2 / 6
Aug 2024

When I check the slow queries in my database, I find the following aggregate query being executed on multiple collections:

[ { "$addFields": { "temporary_doc_size_field": { "$bsonSize": "$$ROOT" } } }, { "$match": { "temporary_doc_size_field": { "$lt": 16793600 } } }, { "$project": { "temporary_doc_size_field": 0 } }, { "$sample": { "size": 1000 } } ]

It performs a collection scan and reads a lot into the disk. I checked my application and couldn’t find this query in the source code.

So, is this aggregate query automatically executed by MongoDB, and what is its purpose? Is there any way to limit it because it is quite costly in terms of disk I/O?

Where and how are you running mongod?

This is a really bad query, and I am 99.999999% sure that MongoDB does not execute that automatically. Especially, if run on multiple collections.
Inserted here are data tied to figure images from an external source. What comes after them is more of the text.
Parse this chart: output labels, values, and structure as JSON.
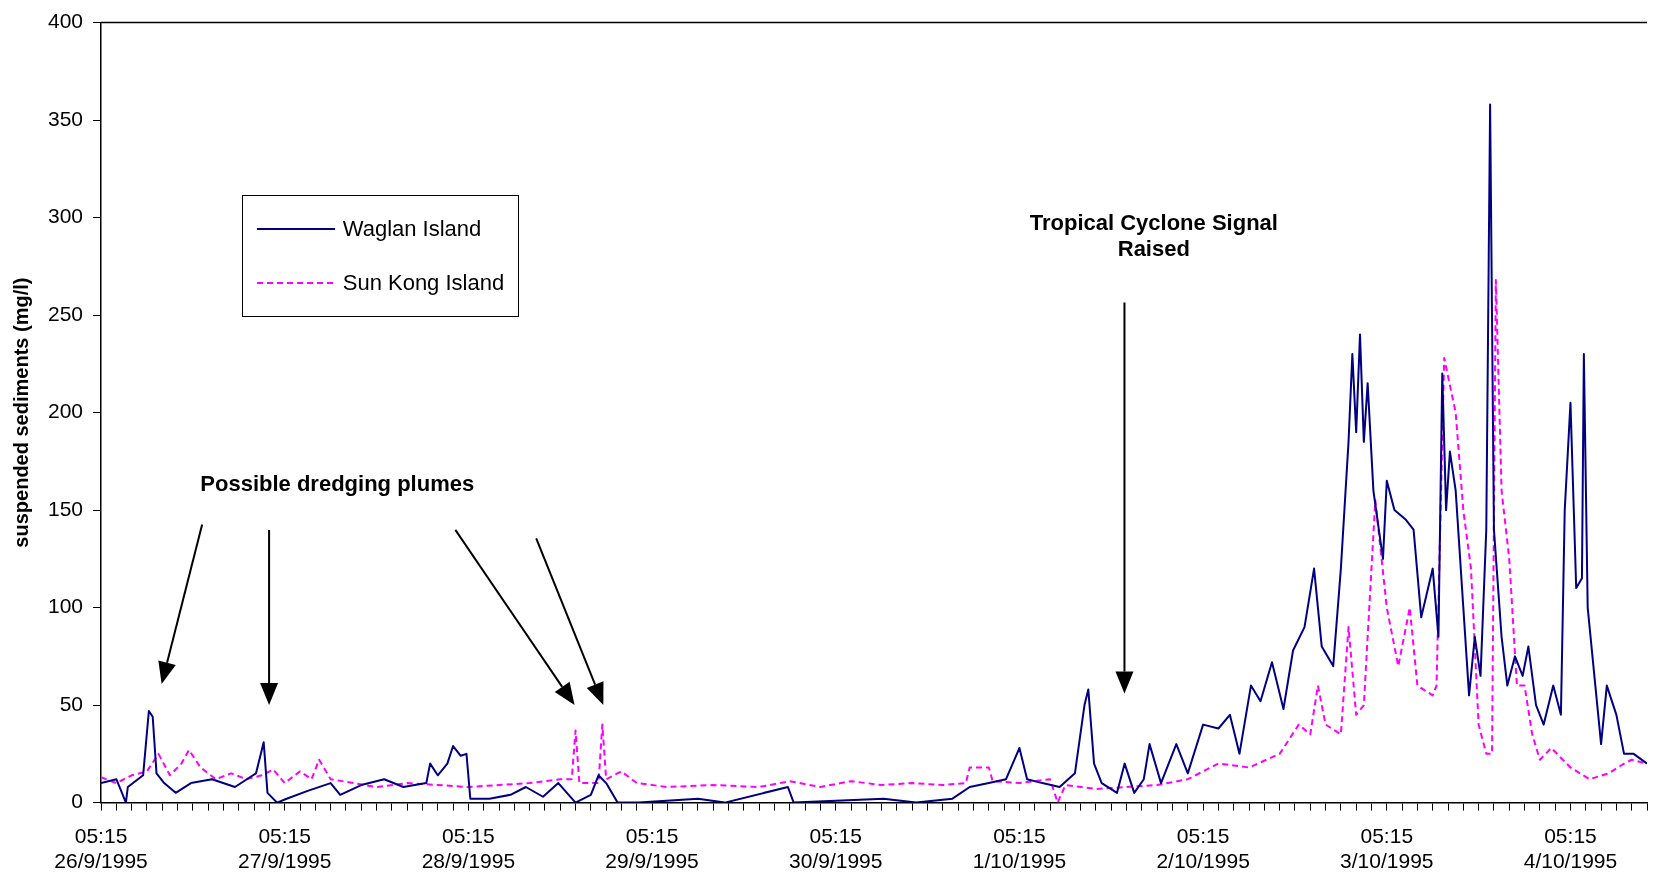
{
  "chart_data": {
    "type": "line",
    "ylabel": "suspended sediments (mg/l)",
    "annotations": [
      "Possible dredging plumes",
      "Tropical Cyclone Signal Raised"
    ],
    "xlim": [
      "1995-09-26T05:15",
      "1995-10-04T15:15"
    ],
    "ylim": [
      0,
      400
    ],
    "yticks": [
      0,
      50,
      100,
      150,
      200,
      250,
      300,
      350,
      400
    ],
    "xticks": [
      {
        "value": "1995-09-26T05:15",
        "label": "05:15\n26/9/1995"
      },
      {
        "value": "1995-09-26T07:15",
        "label": null
      },
      {
        "value": "1995-09-26T09:15",
        "label": null
      },
      {
        "value": "1995-09-26T11:15",
        "label": null
      },
      {
        "value": "1995-09-26T13:15",
        "label": null
      },
      {
        "value": "1995-09-26T15:15",
        "label": null
      },
      {
        "value": "1995-09-26T17:15",
        "label": null
      },
      {
        "value": "1995-09-26T19:15",
        "label": null
      },
      {
        "value": "1995-09-26T21:15",
        "label": null
      },
      {
        "value": "1995-09-26T23:15",
        "label": null
      },
      {
        "value": "1995-09-27T01:15",
        "label": null
      },
      {
        "value": "1995-09-27T03:15",
        "label": null
      },
      {
        "value": "1995-09-27T05:15",
        "label": "05:15\n27/9/1995"
      },
      {
        "value": "1995-09-27T07:15",
        "label": null
      },
      {
        "value": "1995-09-27T09:15",
        "label": null
      },
      {
        "value": "1995-09-27T11:15",
        "label": null
      },
      {
        "value": "1995-09-27T13:15",
        "label": null
      },
      {
        "value": "1995-09-27T15:15",
        "label": null
      },
      {
        "value": "1995-09-27T17:15",
        "label": null
      },
      {
        "value": "1995-09-27T19:15",
        "label": null
      },
      {
        "value": "1995-09-27T21:15",
        "label": null
      },
      {
        "value": "1995-09-27T23:15",
        "label": null
      },
      {
        "value": "1995-09-28T01:15",
        "label": null
      },
      {
        "value": "1995-09-28T03:15",
        "label": null
      },
      {
        "value": "1995-09-28T05:15",
        "label": "05:15\n28/9/1995"
      },
      {
        "value": "1995-09-28T07:15",
        "label": null
      },
      {
        "value": "1995-09-28T09:15",
        "label": null
      },
      {
        "value": "1995-09-28T11:15",
        "label": null
      },
      {
        "value": "1995-09-28T13:15",
        "label": null
      },
      {
        "value": "1995-09-28T15:15",
        "label": null
      },
      {
        "value": "1995-09-28T17:15",
        "label": null
      },
      {
        "value": "1995-09-28T19:15",
        "label": null
      },
      {
        "value": "1995-09-28T21:15",
        "label": null
      },
      {
        "value": "1995-09-28T23:15",
        "label": null
      },
      {
        "value": "1995-09-29T01:15",
        "label": null
      },
      {
        "value": "1995-09-29T03:15",
        "label": null
      },
      {
        "value": "1995-09-29T05:15",
        "label": "05:15\n29/9/1995"
      },
      {
        "value": "1995-09-29T07:15",
        "label": null
      },
      {
        "value": "1995-09-29T09:15",
        "label": null
      },
      {
        "value": "1995-09-29T11:15",
        "label": null
      },
      {
        "value": "1995-09-29T13:15",
        "label": null
      },
      {
        "value": "1995-09-29T15:15",
        "label": null
      },
      {
        "value": "1995-09-29T17:15",
        "label": null
      },
      {
        "value": "1995-09-29T19:15",
        "label": null
      },
      {
        "value": "1995-09-29T21:15",
        "label": null
      },
      {
        "value": "1995-09-29T23:15",
        "label": null
      },
      {
        "value": "1995-09-30T01:15",
        "label": null
      },
      {
        "value": "1995-09-30T03:15",
        "label": null
      },
      {
        "value": "1995-09-30T05:15",
        "label": "05:15\n30/9/1995"
      },
      {
        "value": "1995-09-30T07:15",
        "label": null
      },
      {
        "value": "1995-09-30T09:15",
        "label": null
      },
      {
        "value": "1995-09-30T11:15",
        "label": null
      },
      {
        "value": "1995-09-30T13:15",
        "label": null
      },
      {
        "value": "1995-09-30T15:15",
        "label": null
      },
      {
        "value": "1995-09-30T17:15",
        "label": null
      },
      {
        "value": "1995-09-30T19:15",
        "label": null
      },
      {
        "value": "1995-09-30T21:15",
        "label": null
      },
      {
        "value": "1995-09-30T23:15",
        "label": null
      },
      {
        "value": "1995-10-01T01:15",
        "label": null
      },
      {
        "value": "1995-10-01T03:15",
        "label": null
      },
      {
        "value": "1995-10-01T05:15",
        "label": "05:15\n1/10/1995"
      },
      {
        "value": "1995-10-01T07:15",
        "label": null
      },
      {
        "value": "1995-10-01T09:15",
        "label": null
      },
      {
        "value": "1995-10-01T11:15",
        "label": null
      },
      {
        "value": "1995-10-01T13:15",
        "label": null
      },
      {
        "value": "1995-10-01T15:15",
        "label": null
      },
      {
        "value": "1995-10-01T17:15",
        "label": null
      },
      {
        "value": "1995-10-01T19:15",
        "label": null
      },
      {
        "value": "1995-10-01T21:15",
        "label": null
      },
      {
        "value": "1995-10-01T23:15",
        "label": null
      },
      {
        "value": "1995-10-02T01:15",
        "label": null
      },
      {
        "value": "1995-10-02T03:15",
        "label": null
      },
      {
        "value": "1995-10-02T05:15",
        "label": "05:15\n2/10/1995"
      },
      {
        "value": "1995-10-02T07:15",
        "label": null
      },
      {
        "value": "1995-10-02T09:15",
        "label": null
      },
      {
        "value": "1995-10-02T11:15",
        "label": null
      },
      {
        "value": "1995-10-02T13:15",
        "label": null
      },
      {
        "value": "1995-10-02T15:15",
        "label": null
      },
      {
        "value": "1995-10-02T17:15",
        "label": null
      },
      {
        "value": "1995-10-02T19:15",
        "label": null
      },
      {
        "value": "1995-10-02T21:15",
        "label": null
      },
      {
        "value": "1995-10-02T23:15",
        "label": null
      },
      {
        "value": "1995-10-03T01:15",
        "label": null
      },
      {
        "value": "1995-10-03T03:15",
        "label": null
      },
      {
        "value": "1995-10-03T05:15",
        "label": "05:15\n3/10/1995"
      },
      {
        "value": "1995-10-03T07:15",
        "label": null
      },
      {
        "value": "1995-10-03T09:15",
        "label": null
      },
      {
        "value": "1995-10-03T11:15",
        "label": null
      },
      {
        "value": "1995-10-03T13:15",
        "label": null
      },
      {
        "value": "1995-10-03T15:15",
        "label": null
      },
      {
        "value": "1995-10-03T17:15",
        "label": null
      },
      {
        "value": "1995-10-03T19:15",
        "label": null
      },
      {
        "value": "1995-10-03T21:15",
        "label": null
      },
      {
        "value": "1995-10-03T23:15",
        "label": null
      },
      {
        "value": "1995-10-04T01:15",
        "label": null
      },
      {
        "value": "1995-10-04T03:15",
        "label": null
      },
      {
        "value": "1995-10-04T05:15",
        "label": "05:15\n4/10/1995"
      },
      {
        "value": "1995-10-04T07:15",
        "label": null
      },
      {
        "value": "1995-10-04T09:15",
        "label": null
      },
      {
        "value": "1995-10-04T11:15",
        "label": null
      },
      {
        "value": "1995-10-04T13:15",
        "label": null
      },
      {
        "value": "1995-10-04T15:15",
        "label": null
      }
    ],
    "grid": false,
    "legend": "top left",
    "marker": "none",
    "series": [
      {
        "name": "Waglan Island",
        "color": "#000080",
        "line_style": "solid",
        "x": [
          "1995-09-26T05:15",
          "1995-09-26T07:15",
          "1995-09-26T08:30",
          "1995-09-26T08:45",
          "1995-09-26T10:45",
          "1995-09-26T11:30",
          "1995-09-26T12:00",
          "1995-09-26T12:30",
          "1995-09-26T13:30",
          "1995-09-26T15:00",
          "1995-09-26T17:00",
          "1995-09-26T19:45",
          "1995-09-26T22:45",
          "1995-09-27T01:30",
          "1995-09-27T02:30",
          "1995-09-27T03:00",
          "1995-09-27T04:15",
          "1995-09-27T05:30",
          "1995-09-27T08:15",
          "1995-09-27T11:15",
          "1995-09-27T12:30",
          "1995-09-27T15:15",
          "1995-09-27T18:15",
          "1995-09-27T20:45",
          "1995-09-27T23:45",
          "1995-09-28T00:15",
          "1995-09-28T01:15",
          "1995-09-28T02:30",
          "1995-09-28T03:15",
          "1995-09-28T04:15",
          "1995-09-28T05:00",
          "1995-09-28T05:30",
          "1995-09-28T08:00",
          "1995-09-28T10:45",
          "1995-09-28T12:45",
          "1995-09-28T15:00",
          "1995-09-28T17:00",
          "1995-09-28T19:15",
          "1995-09-28T21:15",
          "1995-09-28T22:15",
          "1995-09-28T23:15",
          "1995-09-29T00:45",
          "1995-09-29T03:30",
          "1995-09-29T11:15",
          "1995-09-29T14:45",
          "1995-09-29T23:00",
          "1995-09-29T23:45",
          "1995-09-30T11:30",
          "1995-09-30T15:45",
          "1995-09-30T20:30",
          "1995-09-30T22:45",
          "1995-10-01T01:15",
          "1995-10-01T03:30",
          "1995-10-01T05:15",
          "1995-10-01T06:15",
          "1995-10-01T08:15",
          "1995-10-01T10:30",
          "1995-10-01T12:30",
          "1995-10-01T13:45",
          "1995-10-01T14:15",
          "1995-10-01T15:00",
          "1995-10-01T16:00",
          "1995-10-01T18:00",
          "1995-10-01T19:00",
          "1995-10-01T20:15",
          "1995-10-01T21:30",
          "1995-10-01T22:15",
          "1995-10-01T23:45",
          "1995-10-02T01:45",
          "1995-10-02T03:15",
          "1995-10-02T05:15",
          "1995-10-02T07:15",
          "1995-10-02T08:45",
          "1995-10-02T10:00",
          "1995-10-02T11:30",
          "1995-10-02T12:45",
          "1995-10-02T14:15",
          "1995-10-02T15:45",
          "1995-10-02T17:00",
          "1995-10-02T18:30",
          "1995-10-02T19:45",
          "1995-10-02T20:45",
          "1995-10-02T22:15",
          "1995-10-02T23:15",
          "1995-10-03T00:15",
          "1995-10-03T00:45",
          "1995-10-03T01:15",
          "1995-10-03T01:45",
          "1995-10-03T02:15",
          "1995-10-03T02:45",
          "1995-10-03T03:30",
          "1995-10-03T04:45",
          "1995-10-03T05:15",
          "1995-10-03T06:15",
          "1995-10-03T07:45",
          "1995-10-03T08:45",
          "1995-10-03T09:45",
          "1995-10-03T11:15",
          "1995-10-03T12:00",
          "1995-10-03T12:30",
          "1995-10-03T13:00",
          "1995-10-03T13:30",
          "1995-10-03T14:15",
          "1995-10-03T15:15",
          "1995-10-03T16:00",
          "1995-10-03T16:45",
          "1995-10-03T17:30",
          "1995-10-03T18:15",
          "1995-10-03T18:45",
          "1995-10-03T19:15",
          "1995-10-03T20:15",
          "1995-10-03T21:00",
          "1995-10-03T22:00",
          "1995-10-03T23:00",
          "1995-10-03T23:45",
          "1995-10-04T00:45",
          "1995-10-04T01:45",
          "1995-10-04T03:00",
          "1995-10-04T04:00",
          "1995-10-04T04:30",
          "1995-10-04T05:15",
          "1995-10-04T06:00",
          "1995-10-04T06:45",
          "1995-10-04T07:00",
          "1995-10-04T07:30",
          "1995-10-04T08:30",
          "1995-10-04T09:15",
          "1995-10-04T10:00",
          "1995-10-04T11:15",
          "1995-10-04T12:15",
          "1995-10-04T13:30",
          "1995-10-04T15:15"
        ],
        "values": [
          10,
          12,
          0,
          8,
          14,
          47,
          44,
          15,
          10,
          5,
          10,
          12,
          8,
          15,
          31,
          5,
          0,
          2,
          6,
          10,
          4,
          9,
          12,
          8,
          10,
          20,
          14,
          20,
          29,
          24,
          25,
          2,
          2,
          4,
          8,
          3,
          10,
          0,
          4,
          14,
          10,
          0,
          0,
          2,
          0,
          8,
          0,
          2,
          0,
          2,
          8,
          10,
          12,
          28,
          12,
          10,
          8,
          15,
          50,
          58,
          20,
          10,
          5,
          20,
          5,
          12,
          30,
          10,
          30,
          15,
          40,
          38,
          45,
          25,
          60,
          52,
          72,
          48,
          78,
          90,
          120,
          80,
          70,
          120,
          185,
          230,
          190,
          240,
          185,
          215,
          160,
          125,
          165,
          150,
          145,
          140,
          95,
          120,
          85,
          220,
          150,
          180,
          160,
          100,
          55,
          85,
          65,
          140,
          358,
          140,
          85,
          60,
          75,
          65,
          80,
          50,
          40,
          60,
          45,
          150,
          205,
          110,
          115,
          230,
          100,
          60,
          30,
          60,
          45,
          25,
          25,
          20
        ]
      },
      {
        "name": "Sun Kong Island",
        "color": "#ff00ff",
        "line_style": "dashed",
        "x": [
          "1995-09-26T05:15",
          "1995-09-26T07:15",
          "1995-09-26T09:15",
          "1995-09-26T11:15",
          "1995-09-26T12:45",
          "1995-09-26T14:15",
          "1995-09-26T15:45",
          "1995-09-26T16:45",
          "1995-09-26T18:15",
          "1995-09-26T20:15",
          "1995-09-26T22:15",
          "1995-09-27T00:15",
          "1995-09-27T02:15",
          "1995-09-27T03:45",
          "1995-09-27T05:15",
          "1995-09-27T07:15",
          "1995-09-27T08:45",
          "1995-09-27T09:45",
          "1995-09-27T11:15",
          "1995-09-27T14:15",
          "1995-09-27T17:15",
          "1995-09-27T21:15",
          "1995-09-28T01:15",
          "1995-09-28T05:15",
          "1995-09-28T09:15",
          "1995-09-28T13:15",
          "1995-09-28T17:15",
          "1995-09-28T18:45",
          "1995-09-28T19:15",
          "1995-09-28T19:45",
          "1995-09-28T22:15",
          "1995-09-28T22:45",
          "1995-09-28T23:15",
          "1995-09-29T01:15",
          "1995-09-29T03:15",
          "1995-09-29T07:15",
          "1995-09-29T13:15",
          "1995-09-29T19:15",
          "1995-09-29T23:15",
          "1995-09-30T03:15",
          "1995-09-30T07:15",
          "1995-09-30T11:15",
          "1995-09-30T15:15",
          "1995-09-30T19:15",
          "1995-09-30T22:15",
          "1995-09-30T22:45",
          "1995-10-01T01:15",
          "1995-10-01T01:45",
          "1995-10-01T05:15",
          "1995-10-01T09:15",
          "1995-10-01T10:15",
          "1995-10-01T11:15",
          "1995-10-01T15:15",
          "1995-10-01T19:15",
          "1995-10-01T23:15",
          "1995-10-02T03:15",
          "1995-10-02T07:15",
          "1995-10-02T11:15",
          "1995-10-02T15:15",
          "1995-10-02T17:45",
          "1995-10-02T19:15",
          "1995-10-02T20:15",
          "1995-10-02T21:15",
          "1995-10-02T23:15",
          "1995-10-03T00:15",
          "1995-10-03T01:15",
          "1995-10-03T02:15",
          "1995-10-03T03:45",
          "1995-10-03T05:15",
          "1995-10-03T06:45",
          "1995-10-03T08:15",
          "1995-10-03T09:15",
          "1995-10-03T11:15",
          "1995-10-03T11:45",
          "1995-10-03T12:45",
          "1995-10-03T14:15",
          "1995-10-03T15:15",
          "1995-10-03T16:15",
          "1995-10-03T17:15",
          "1995-10-03T18:15",
          "1995-10-03T19:00",
          "1995-10-03T19:30",
          "1995-10-03T20:15",
          "1995-10-03T21:15",
          "1995-10-03T22:15",
          "1995-10-03T23:15",
          "1995-10-04T00:15",
          "1995-10-04T01:15",
          "1995-10-04T02:45",
          "1995-10-04T05:15",
          "1995-10-04T07:45",
          "1995-10-04T10:15",
          "1995-10-04T12:15",
          "1995-10-04T13:15",
          "1995-10-04T15:15"
        ],
        "values": [
          13,
          10,
          14,
          16,
          25,
          14,
          20,
          27,
          18,
          12,
          15,
          12,
          14,
          17,
          10,
          16,
          12,
          22,
          12,
          10,
          8,
          10,
          9,
          8,
          9,
          10,
          12,
          12,
          37,
          10,
          10,
          40,
          12,
          16,
          10,
          8,
          9,
          8,
          11,
          8,
          11,
          9,
          10,
          9,
          10,
          18,
          18,
          11,
          10,
          12,
          0,
          9,
          7,
          8,
          9,
          12,
          20,
          18,
          25,
          40,
          35,
          60,
          40,
          35,
          90,
          45,
          50,
          155,
          100,
          70,
          100,
          60,
          55,
          60,
          228,
          200,
          150,
          120,
          40,
          25,
          25,
          268,
          160,
          125,
          60,
          60,
          35,
          22,
          28,
          18,
          12,
          15,
          20,
          22,
          20
        ]
      }
    ]
  }
}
I think, the value 16_793_600 looks pretty close to the 16MB size limit of BSON so every documents will match.

How is your system secured?

May be you have some users, analyzing the schema with Compass. The presence of $sample:size:1000 might seems to match Compass remark that is printed when analyzing the schema.

This report is based on a sample of 1000 documents.

Are the queries spaced evenly over time? In principal an automated process would run the queries at a regular interval. A human will have more random interval.